Difavoritkan di awal musim, Quartararo justru tampil melempem. Ia banyak berkutat di papan tengah dan finis ke-13 dalam klasemen akhir Moto3 2016 dengan torehan 83 poin.
Periode buruk karier balap pria kelahiran Nice itu pun berlanjut saat naik kelas ke Moto2 dengan memperkuat tim Pons HP40 pada musim 2018.
Sepanjang musim, El Diablo hanya mengumpulkan 64 poin dengan pencapaian terbaik finis keenam di GP San Marino. Ia pun bertengger di peringkat ke-13 klasemen akhir.
Namun, performanya berangsur membaik saat dirinya memutuskan pindah ke tim Speed Up Racing pada musim berikutnya.
Meski masih sering berkutat di papan tengah, Quartararo mampu meraih kemenangan perdananya saat finis terdepan di GP Catalunya.
Ia menutup musim di peringkat 10 klasemen Moto2 2018 dengan torehan 138 poin. Ini jadi kali pertama dirinya mampu mengumpulkan tiga digit angka dalam satu musim.

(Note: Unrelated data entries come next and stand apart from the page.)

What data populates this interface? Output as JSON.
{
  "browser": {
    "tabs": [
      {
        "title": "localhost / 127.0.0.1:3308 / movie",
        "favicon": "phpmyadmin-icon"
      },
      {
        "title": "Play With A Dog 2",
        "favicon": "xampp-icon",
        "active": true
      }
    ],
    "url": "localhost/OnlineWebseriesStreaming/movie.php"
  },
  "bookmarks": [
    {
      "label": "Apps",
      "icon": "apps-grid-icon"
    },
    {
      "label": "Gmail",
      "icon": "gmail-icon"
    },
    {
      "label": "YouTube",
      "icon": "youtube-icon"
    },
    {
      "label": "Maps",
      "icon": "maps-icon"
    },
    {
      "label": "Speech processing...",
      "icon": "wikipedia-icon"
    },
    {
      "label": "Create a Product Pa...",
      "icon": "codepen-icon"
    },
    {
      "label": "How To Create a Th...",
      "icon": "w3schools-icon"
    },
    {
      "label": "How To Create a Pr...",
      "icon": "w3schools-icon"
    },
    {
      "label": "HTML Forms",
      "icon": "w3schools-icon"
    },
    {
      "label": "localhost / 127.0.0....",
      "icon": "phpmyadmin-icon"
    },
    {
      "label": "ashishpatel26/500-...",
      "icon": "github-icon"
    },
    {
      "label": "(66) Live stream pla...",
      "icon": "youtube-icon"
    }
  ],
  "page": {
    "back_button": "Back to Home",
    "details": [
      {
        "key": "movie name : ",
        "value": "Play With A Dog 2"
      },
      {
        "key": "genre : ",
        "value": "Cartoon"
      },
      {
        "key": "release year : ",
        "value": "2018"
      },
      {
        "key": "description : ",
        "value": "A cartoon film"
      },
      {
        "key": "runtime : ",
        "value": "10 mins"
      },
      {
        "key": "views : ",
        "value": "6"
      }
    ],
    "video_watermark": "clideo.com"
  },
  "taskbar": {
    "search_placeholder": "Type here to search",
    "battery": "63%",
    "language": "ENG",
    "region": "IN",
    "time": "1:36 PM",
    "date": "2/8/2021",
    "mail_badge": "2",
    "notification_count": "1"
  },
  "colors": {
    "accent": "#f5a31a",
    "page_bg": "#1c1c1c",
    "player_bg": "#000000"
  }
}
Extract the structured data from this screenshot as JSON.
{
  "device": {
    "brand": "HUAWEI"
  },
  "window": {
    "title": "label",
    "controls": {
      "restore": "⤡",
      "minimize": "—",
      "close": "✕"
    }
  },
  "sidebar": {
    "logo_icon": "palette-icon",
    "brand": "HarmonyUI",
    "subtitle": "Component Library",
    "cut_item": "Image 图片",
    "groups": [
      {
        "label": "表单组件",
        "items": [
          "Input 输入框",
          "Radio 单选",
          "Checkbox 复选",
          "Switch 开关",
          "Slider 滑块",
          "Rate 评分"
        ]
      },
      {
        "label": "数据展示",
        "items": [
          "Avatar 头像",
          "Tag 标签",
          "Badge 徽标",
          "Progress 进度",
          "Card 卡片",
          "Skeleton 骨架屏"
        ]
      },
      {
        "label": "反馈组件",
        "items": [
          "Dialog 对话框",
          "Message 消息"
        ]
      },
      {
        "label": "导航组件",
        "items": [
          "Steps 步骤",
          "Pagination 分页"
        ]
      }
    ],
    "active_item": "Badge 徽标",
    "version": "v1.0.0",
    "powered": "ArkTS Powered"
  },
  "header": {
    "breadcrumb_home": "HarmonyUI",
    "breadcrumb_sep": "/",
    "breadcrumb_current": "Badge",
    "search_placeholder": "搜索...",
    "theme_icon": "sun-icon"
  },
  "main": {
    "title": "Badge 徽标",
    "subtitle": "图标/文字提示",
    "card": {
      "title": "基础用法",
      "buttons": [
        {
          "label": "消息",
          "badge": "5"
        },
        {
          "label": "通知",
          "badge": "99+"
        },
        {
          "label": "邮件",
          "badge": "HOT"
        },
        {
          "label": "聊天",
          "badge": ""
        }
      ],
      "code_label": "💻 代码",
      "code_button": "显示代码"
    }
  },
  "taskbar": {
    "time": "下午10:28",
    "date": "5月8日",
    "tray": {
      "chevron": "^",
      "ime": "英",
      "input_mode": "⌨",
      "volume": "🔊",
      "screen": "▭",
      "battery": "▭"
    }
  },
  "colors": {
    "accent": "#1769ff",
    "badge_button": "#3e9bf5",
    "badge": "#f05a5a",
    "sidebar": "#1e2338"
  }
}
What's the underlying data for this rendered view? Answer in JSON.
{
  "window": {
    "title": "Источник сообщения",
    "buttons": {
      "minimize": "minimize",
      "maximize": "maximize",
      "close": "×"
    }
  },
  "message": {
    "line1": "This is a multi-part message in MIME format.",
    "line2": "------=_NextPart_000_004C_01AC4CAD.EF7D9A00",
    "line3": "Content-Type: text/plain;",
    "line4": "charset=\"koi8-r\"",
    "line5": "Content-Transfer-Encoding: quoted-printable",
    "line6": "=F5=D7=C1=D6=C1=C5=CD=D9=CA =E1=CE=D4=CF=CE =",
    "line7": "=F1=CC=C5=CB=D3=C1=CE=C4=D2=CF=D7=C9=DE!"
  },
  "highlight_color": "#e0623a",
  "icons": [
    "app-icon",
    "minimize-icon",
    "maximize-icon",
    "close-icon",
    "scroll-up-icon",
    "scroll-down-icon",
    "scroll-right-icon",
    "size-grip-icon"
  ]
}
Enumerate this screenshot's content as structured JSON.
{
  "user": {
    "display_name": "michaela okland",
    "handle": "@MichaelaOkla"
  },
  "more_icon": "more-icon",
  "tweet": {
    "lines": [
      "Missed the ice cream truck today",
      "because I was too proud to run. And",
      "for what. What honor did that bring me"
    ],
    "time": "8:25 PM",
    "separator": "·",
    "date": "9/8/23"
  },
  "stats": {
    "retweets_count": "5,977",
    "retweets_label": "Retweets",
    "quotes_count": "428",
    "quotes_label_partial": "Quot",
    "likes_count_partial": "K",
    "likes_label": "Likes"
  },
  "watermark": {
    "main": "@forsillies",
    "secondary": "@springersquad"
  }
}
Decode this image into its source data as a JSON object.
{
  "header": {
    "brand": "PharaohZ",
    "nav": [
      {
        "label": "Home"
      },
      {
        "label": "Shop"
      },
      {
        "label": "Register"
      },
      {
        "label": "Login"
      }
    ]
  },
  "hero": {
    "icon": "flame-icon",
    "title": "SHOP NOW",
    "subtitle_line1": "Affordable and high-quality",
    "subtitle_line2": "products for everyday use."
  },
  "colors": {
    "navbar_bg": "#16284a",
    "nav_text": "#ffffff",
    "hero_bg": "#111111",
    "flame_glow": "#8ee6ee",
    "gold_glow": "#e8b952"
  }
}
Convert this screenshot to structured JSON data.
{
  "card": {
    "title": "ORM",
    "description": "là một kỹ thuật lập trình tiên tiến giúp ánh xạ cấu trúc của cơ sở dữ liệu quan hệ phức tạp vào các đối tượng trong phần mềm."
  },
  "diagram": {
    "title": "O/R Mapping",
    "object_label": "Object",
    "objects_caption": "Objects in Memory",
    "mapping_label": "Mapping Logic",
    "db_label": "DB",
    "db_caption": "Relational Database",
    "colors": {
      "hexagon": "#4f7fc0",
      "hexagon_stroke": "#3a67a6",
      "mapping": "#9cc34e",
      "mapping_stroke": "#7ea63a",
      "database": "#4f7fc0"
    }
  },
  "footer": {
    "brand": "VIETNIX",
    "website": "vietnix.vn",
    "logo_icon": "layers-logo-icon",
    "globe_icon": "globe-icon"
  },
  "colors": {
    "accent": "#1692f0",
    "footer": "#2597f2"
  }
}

Berubah Peruntungan di Kelas Utama
Meski memiliki perjalanan karier yang berliku, Fabio Quartararo cukup "beruntung" bisa mendapat tiket promosi ke kelas utama MotoGP pada musim 2019.
Saat itu, Fabio Quartararo direkrut Petronas Yamaha SRT yang tengah menjalani musim perdananya di MotoGP.
Tim satelit Yamaha tersebut sejatinya memiliki sejumlah opsi pembalap yang lebih berpengalaman untuk dijadikan rekan setim Franco Morbidelli.
Namun, pilihan tak populer dibuat Razlan Razali selaku pimpinan Petronas Yamaha SRT dengan merekrut Fabio Quartararo.
Dalam sebuah siniar yang dirilis 2020, Razlan Razali mengaku tak pernah menyangka keputusannya merekrut El Diablo ternyata berbuah manis.
"Jika Anda melihat Fabio, dia tak mencolok di Moto2 2018. Ada sejumlah pembalap lain yang bisa kami ambil karena mereka mampu bersaing di papan atas," katanya.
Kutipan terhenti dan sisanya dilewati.